When you think of the future, it’s hard to forget the many objects that were predicted by the Jetsons. So far we’ve seen the advent of mobile phones and microwaves, electric cars and other gadgets, but Rosie, the family’s beloved robot maid, is a technology that has been ever-elusive to the modern world.
Sure, we have robot vacuums that can bump around in the kitchen and suck up our dust balls and dirt, but who is going to go grab our medication, purse and house keys on demand?
It may seem like whimsical goal, but mobile robots would be much more useful in homes if they could locate people, places and objects. And that’s what researchers have been working on creating. Today’s robots “see” the world with cameras and lasers, which have difficulty reliably recognizing things and can miss objects that are hidden in clutter. Robots can “sense” what is around them is through the use of small ultra-high frequency radio-frequency identification (UHF RFID) tags. Inexpensive self-adhesive tags can be stuck on objects, allowing an RFID-equipped robot to search a room for the correct tag’s signal, even when the object is hidden out of sight. Once the tag is detected, the robot knows the object it’s trying to find isn’t far away.
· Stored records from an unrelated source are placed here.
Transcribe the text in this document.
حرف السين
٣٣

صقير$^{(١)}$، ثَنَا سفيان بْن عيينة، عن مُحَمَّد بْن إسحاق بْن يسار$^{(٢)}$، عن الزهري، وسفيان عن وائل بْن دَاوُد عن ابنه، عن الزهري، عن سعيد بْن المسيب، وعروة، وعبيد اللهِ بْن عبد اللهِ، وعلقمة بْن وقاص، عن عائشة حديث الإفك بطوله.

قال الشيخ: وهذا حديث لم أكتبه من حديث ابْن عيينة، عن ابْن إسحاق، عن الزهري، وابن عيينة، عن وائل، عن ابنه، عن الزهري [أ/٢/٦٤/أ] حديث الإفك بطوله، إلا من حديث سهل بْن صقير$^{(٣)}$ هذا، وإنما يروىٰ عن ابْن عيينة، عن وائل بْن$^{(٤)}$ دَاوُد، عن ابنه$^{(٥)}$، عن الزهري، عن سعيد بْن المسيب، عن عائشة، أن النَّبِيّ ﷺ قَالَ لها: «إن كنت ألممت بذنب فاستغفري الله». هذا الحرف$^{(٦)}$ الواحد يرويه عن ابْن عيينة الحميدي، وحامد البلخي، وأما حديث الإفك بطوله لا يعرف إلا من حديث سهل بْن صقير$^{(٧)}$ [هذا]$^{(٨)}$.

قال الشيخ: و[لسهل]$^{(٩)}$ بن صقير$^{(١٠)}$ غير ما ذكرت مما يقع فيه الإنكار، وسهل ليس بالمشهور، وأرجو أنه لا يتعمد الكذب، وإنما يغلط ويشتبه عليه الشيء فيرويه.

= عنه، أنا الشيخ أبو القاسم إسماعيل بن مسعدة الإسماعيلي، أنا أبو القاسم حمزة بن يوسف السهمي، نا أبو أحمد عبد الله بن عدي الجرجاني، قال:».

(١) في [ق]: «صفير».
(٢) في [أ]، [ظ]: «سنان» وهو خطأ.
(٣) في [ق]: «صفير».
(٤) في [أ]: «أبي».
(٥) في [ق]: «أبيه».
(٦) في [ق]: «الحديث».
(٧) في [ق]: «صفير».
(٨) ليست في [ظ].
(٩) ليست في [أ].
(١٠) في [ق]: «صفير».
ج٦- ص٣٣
“But RFID doesn’t tell the robot where it is,” said Charlie Kemp, an associate professor in Georgia Tech’s Wallace H. Coulter Department of Biomedical Engineering. “To actually find the object and get close to it, the robot has to be more clever.”
Kemp, alongside former Georgia Tech student Travis Deyle and University of Washington Professor Matthew Reynolds, have developed a new search algorithm that improves a robot’s ability to navigate tagged objects.
The team implemented their system in a PR2 robot, allowing it to travel through a home and correctly locate different types of tagged household objects, including a medication bottle, TV remote, phone and hair brush. You can watch the robot (who, honestly, seems a bit befuddled as it searches around the room) in action below:
The research was presented September 14-18 in Chicago at the IEEE/RSJ International Conference on Intelligent Robots and Systems (IROS).